You touch on the core issue, but I would like to highlight it. At the core, the opioid issue is not really about opioids at all, it too is just a symptom of a far greater issue, corruption, rot, degeneration of the system. And of course that manifests itself in ways like this "opioid epidemic" that is really no different than what Pablo Escobar or El Chapo were doing; they just didn't have the connections and were not part of the identity group that makes up the ruling class, something they may have learned even no amount of money can buy you into … ignoring all their less than sophisticated antics for a moment.

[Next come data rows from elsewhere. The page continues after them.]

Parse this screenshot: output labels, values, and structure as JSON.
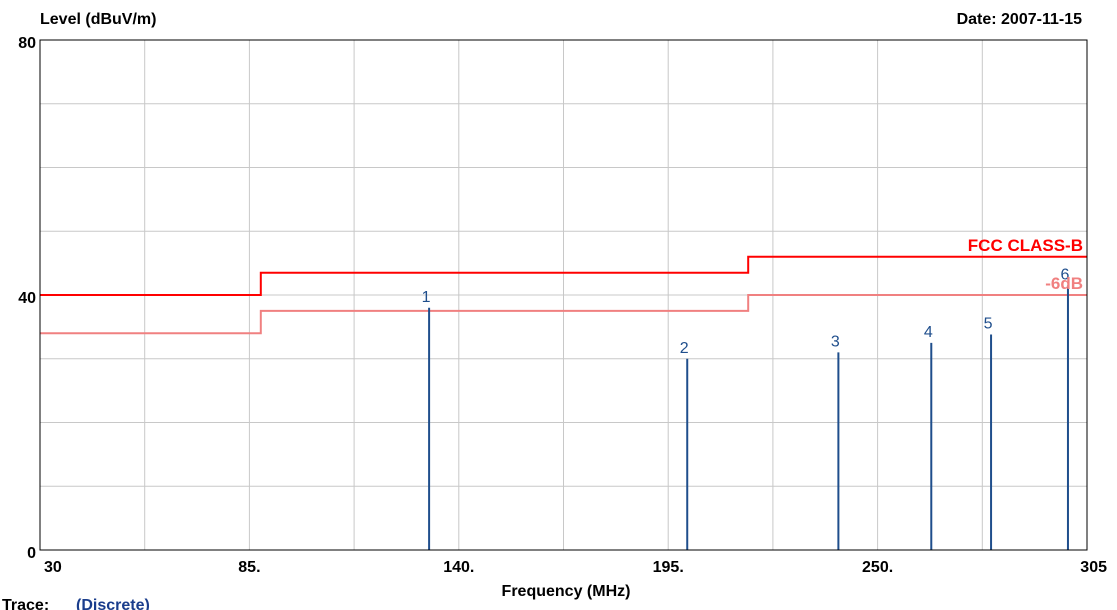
{
  "header": {
    "ylabel": "Level (dBuV/m)",
    "date": "Date: 2007-11-15"
  },
  "footer": {
    "xlabel": "Frequency (MHz)",
    "trace_label": "Trace:",
    "trace_value": "(Discrete)"
  },
  "colors": {
    "limit": "#ff0000",
    "margin": "#f08080",
    "marker": "#1f4e8c",
    "grid": "#c8c8c8",
    "trace_value": "#1a3d8c"
  },
  "chart_data": {
    "type": "line",
    "xlabel": "Frequency (MHz)",
    "ylabel": "Level (dBuV/m)",
    "xlim": [
      30,
      305
    ],
    "ylim": [
      0,
      80
    ],
    "grid": true,
    "x_ticks": [
      {
        "value": 30,
        "label": "30"
      },
      {
        "value": 85,
        "label": "85."
      },
      {
        "value": 140,
        "label": "140."
      },
      {
        "value": 195,
        "label": "195."
      },
      {
        "value": 250,
        "label": "250."
      },
      {
        "value": 305,
        "label": "305"
      }
    ],
    "y_ticks": [
      {
        "value": 0,
        "label": "0"
      },
      {
        "value": 40,
        "label": "40"
      },
      {
        "value": 80,
        "label": "80"
      }
    ],
    "x_grid": [
      30,
      57.5,
      85,
      112.5,
      140,
      167.5,
      195,
      222.5,
      250,
      277.5,
      305
    ],
    "y_grid": [
      0,
      10,
      20,
      30,
      40,
      50,
      60,
      70,
      80
    ],
    "series": [
      {
        "name": "FCC CLASS-B",
        "kind": "limit",
        "color": "#ff0000",
        "points": [
          [
            30,
            40
          ],
          [
            88,
            40
          ],
          [
            88,
            43.5
          ],
          [
            216,
            43.5
          ],
          [
            216,
            46
          ],
          [
            305,
            46
          ]
        ]
      },
      {
        "name": "-6dB",
        "kind": "margin",
        "color": "#f08080",
        "points": [
          [
            30,
            34
          ],
          [
            88,
            34
          ],
          [
            88,
            37.5
          ],
          [
            216,
            37.5
          ],
          [
            216,
            40
          ],
          [
            305,
            40
          ]
        ]
      }
    ],
    "markers": [
      {
        "label": "1",
        "x": 132.2,
        "y": 38.0
      },
      {
        "label": "2",
        "x": 200.0,
        "y": 30.0
      },
      {
        "label": "3",
        "x": 239.7,
        "y": 31.0
      },
      {
        "label": "4",
        "x": 264.1,
        "y": 32.5
      },
      {
        "label": "5",
        "x": 279.8,
        "y": 33.8
      },
      {
        "label": "6",
        "x": 300.0,
        "y": 41.5
      }
    ]
  }
}
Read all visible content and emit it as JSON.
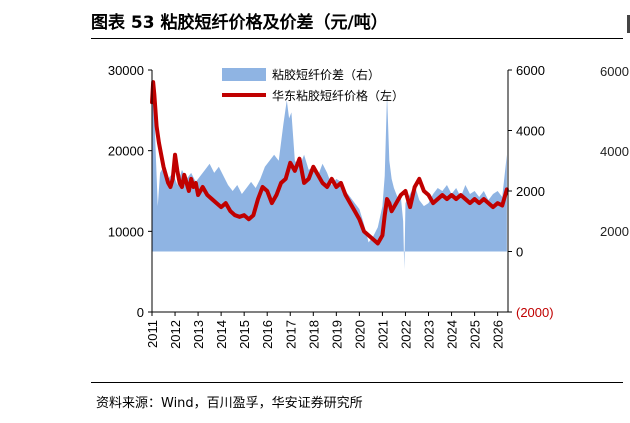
{
  "header": {
    "title": "图表 53 粘胶短纤价格及价差（元/吨）"
  },
  "footer": {
    "source": "资料来源：Wind，百川盈孚，华安证券研究所"
  },
  "adjacent_chart_ticks": [
    "6000",
    "4000",
    "2000"
  ],
  "chart_data": {
    "type": "area",
    "title": "",
    "x_ticks": [
      "2011",
      "2012",
      "2013",
      "2014",
      "2015",
      "2016",
      "2017",
      "2018",
      "2019",
      "2020",
      "2021",
      "2022",
      "2023",
      "2024",
      "2025",
      "2026"
    ],
    "x_range": [
      2011.0,
      2026.45
    ],
    "y_left": {
      "ticks": [
        "0",
        "10000",
        "20000",
        "30000"
      ],
      "range": [
        0,
        30000
      ]
    },
    "y_right": {
      "ticks": [
        "(2000)",
        "0",
        "2000",
        "4000",
        "6000"
      ],
      "range": [
        -2000,
        6000
      ]
    },
    "legend": [
      "粘胶短纤价差（右）",
      "华东粘胶短纤价格（左）"
    ],
    "legend_position": "top-center",
    "colors": {
      "spread": "#8fb4e3",
      "price": "#c00000",
      "negative_tick": "#c00000"
    },
    "series": [
      {
        "name": "华东粘胶短纤价格（左）",
        "axis": "left",
        "type": "line",
        "x": [
          2011.0,
          2011.05,
          2011.1,
          2011.15,
          2011.2,
          2011.3,
          2011.4,
          2011.5,
          2011.6,
          2011.7,
          2011.8,
          2011.9,
          2012.0,
          2012.1,
          2012.2,
          2012.3,
          2012.4,
          2012.5,
          2012.6,
          2012.7,
          2012.8,
          2012.9,
          2013.0,
          2013.2,
          2013.4,
          2013.6,
          2013.8,
          2014.0,
          2014.2,
          2014.4,
          2014.6,
          2014.8,
          2015.0,
          2015.2,
          2015.4,
          2015.6,
          2015.8,
          2016.0,
          2016.2,
          2016.4,
          2016.6,
          2016.8,
          2017.0,
          2017.2,
          2017.4,
          2017.6,
          2017.8,
          2018.0,
          2018.2,
          2018.4,
          2018.6,
          2018.8,
          2019.0,
          2019.2,
          2019.4,
          2019.6,
          2019.8,
          2020.0,
          2020.2,
          2020.4,
          2020.6,
          2020.8,
          2021.0,
          2021.1,
          2021.2,
          2021.3,
          2021.4,
          2021.6,
          2021.8,
          2022.0,
          2022.2,
          2022.4,
          2022.6,
          2022.8,
          2023.0,
          2023.2,
          2023.4,
          2023.6,
          2023.8,
          2024.0,
          2024.2,
          2024.4,
          2024.6,
          2024.8,
          2025.0,
          2025.2,
          2025.4,
          2025.6,
          2025.8,
          2026.0,
          2026.2,
          2026.4
        ],
        "values": [
          26000,
          28500,
          27000,
          25000,
          23000,
          21000,
          19500,
          18000,
          17000,
          16000,
          15500,
          16500,
          19500,
          17500,
          16000,
          15500,
          17000,
          16000,
          15000,
          16500,
          15500,
          16000,
          14500,
          15500,
          14500,
          14000,
          13500,
          13000,
          13500,
          12500,
          12000,
          11800,
          12000,
          11500,
          12000,
          14000,
          15500,
          15000,
          13500,
          14500,
          16000,
          16500,
          18500,
          17500,
          19000,
          16000,
          16500,
          18000,
          17000,
          16000,
          15500,
          16500,
          15500,
          16000,
          14500,
          13500,
          12500,
          11500,
          10000,
          9500,
          9000,
          8500,
          9500,
          12000,
          14000,
          13500,
          12500,
          13500,
          14500,
          15000,
          13000,
          15500,
          16500,
          15000,
          14500,
          13500,
          14000,
          14500,
          14000,
          14500,
          14000,
          14500,
          14000,
          13500,
          14000,
          13500,
          14000,
          13500,
          13000,
          13500,
          13200,
          15200
        ]
      },
      {
        "name": "粘胶短纤价差（右）",
        "axis": "right",
        "type": "area",
        "x": [
          2011.0,
          2011.05,
          2011.1,
          2011.15,
          2011.25,
          2011.35,
          2011.5,
          2011.7,
          2011.9,
          2012.1,
          2012.3,
          2012.5,
          2012.7,
          2012.9,
          2013.1,
          2013.3,
          2013.5,
          2013.7,
          2013.9,
          2014.1,
          2014.3,
          2014.5,
          2014.7,
          2014.9,
          2015.1,
          2015.3,
          2015.5,
          2015.7,
          2015.9,
          2016.1,
          2016.3,
          2016.5,
          2016.7,
          2016.85,
          2016.95,
          2017.05,
          2017.2,
          2017.4,
          2017.6,
          2017.8,
          2018.0,
          2018.2,
          2018.4,
          2018.6,
          2018.8,
          2019.0,
          2019.2,
          2019.4,
          2019.6,
          2019.8,
          2020.0,
          2020.2,
          2020.4,
          2020.6,
          2020.8,
          2021.0,
          2021.1,
          2021.2,
          2021.3,
          2021.4,
          2021.5,
          2021.6,
          2021.7,
          2021.8,
          2021.9,
          2021.95,
          2022.0,
          2022.2,
          2022.4,
          2022.6,
          2022.8,
          2023.0,
          2023.2,
          2023.4,
          2023.6,
          2023.8,
          2024.0,
          2024.2,
          2024.4,
          2024.6,
          2024.8,
          2025.0,
          2025.2,
          2025.4,
          2025.6,
          2025.8,
          2026.0,
          2026.2,
          2026.4
        ],
        "values": [
          4500,
          5200,
          4800,
          3500,
          1500,
          2600,
          2800,
          2400,
          2600,
          2200,
          2700,
          2400,
          2600,
          2300,
          2500,
          2700,
          2900,
          2600,
          2800,
          2500,
          2200,
          2000,
          2200,
          1900,
          2100,
          2300,
          2100,
          2400,
          2800,
          3000,
          3200,
          3000,
          4200,
          5000,
          4400,
          4600,
          3000,
          2800,
          3200,
          2700,
          2800,
          2500,
          2900,
          2600,
          2200,
          2400,
          2300,
          2000,
          1800,
          1600,
          1400,
          900,
          300,
          500,
          800,
          1500,
          2500,
          5200,
          3000,
          2400,
          2100,
          1900,
          1700,
          1800,
          1000,
          -600,
          1600,
          1900,
          2200,
          1700,
          1500,
          1600,
          1900,
          2100,
          2000,
          2200,
          1900,
          2100,
          1800,
          2200,
          1900,
          2000,
          1800,
          2000,
          1700,
          1900,
          2000,
          1800,
          3200
        ]
      }
    ]
  }
}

The Sacklers are just purely evil people that were part of the system of evil people who are the ruling class. That's fundamentally why they got away with what objectively is mass murder and even essentially treason, because the ruling class they are a part of is no longer a group that has the USA or its people in its interests. The American people and America are clearly well beyond their circle of interests and priorities. We now have not just the "opioid epidemic" to prove that, but the total and complete hollowing out of the American economy and also the complete burying of America under masses of debt. Not just the American, but the whole Trans-Atlantic ruling class are objectively made up of abusive, predatory, parasitic, evil people. Their actions and words speak for themselves, no amount of postulation required.
The only other alternative is that they are utterly incompetent to such a degree that they are mentally ill with something like schizophrenia or some other psychosis.
But one must assume that since they were actively and zealously behind all that they now lay at the feet of regular people of their own counties and societies (colonialism, slavery, etc.) that they too now are actively behind this new plunder and enslavement to debt and erosion of currency and value. Why would they not be, they have only ever gotten away with it, barring a few revolutions here and there before they learned to control them.
I like this approach to explain some of antivax as well. Essentially big pharma has just finished up a massive campaign that was the opioid pandemic. Essentially there’s going to be a large correlation between people with jobs that get them injured and targeted for opioid use, and those people being right. Opioid addiction that comes from that targeting isn’t just a single victim thing, someone addicted to something as hard as opioids is going to affect entire families and likely extended families. It’s going to essentially feel like a massive economic and spiritual attack to the family, by pharmaceutical companies (after all the news that came out of that social pandemic). So it makes sense that the seeds for not trusting the medical system are there and in insanely rich fertilizer to grow by even groups previously seen as insane like antivax groups (seriously both sides of the isle used to mock those groups). The worst part is that the people taking a drink of that koolaid, are able to literally take their life experience and draw a completely sane line from A to B that Big Pharma shouldn’t be trusted.
I’m vaccinated and boosted but I don’t know how I’d feel about people asking me to trust the Big Pharma if the life of my sibling or parent was pharmaceutically destroyed.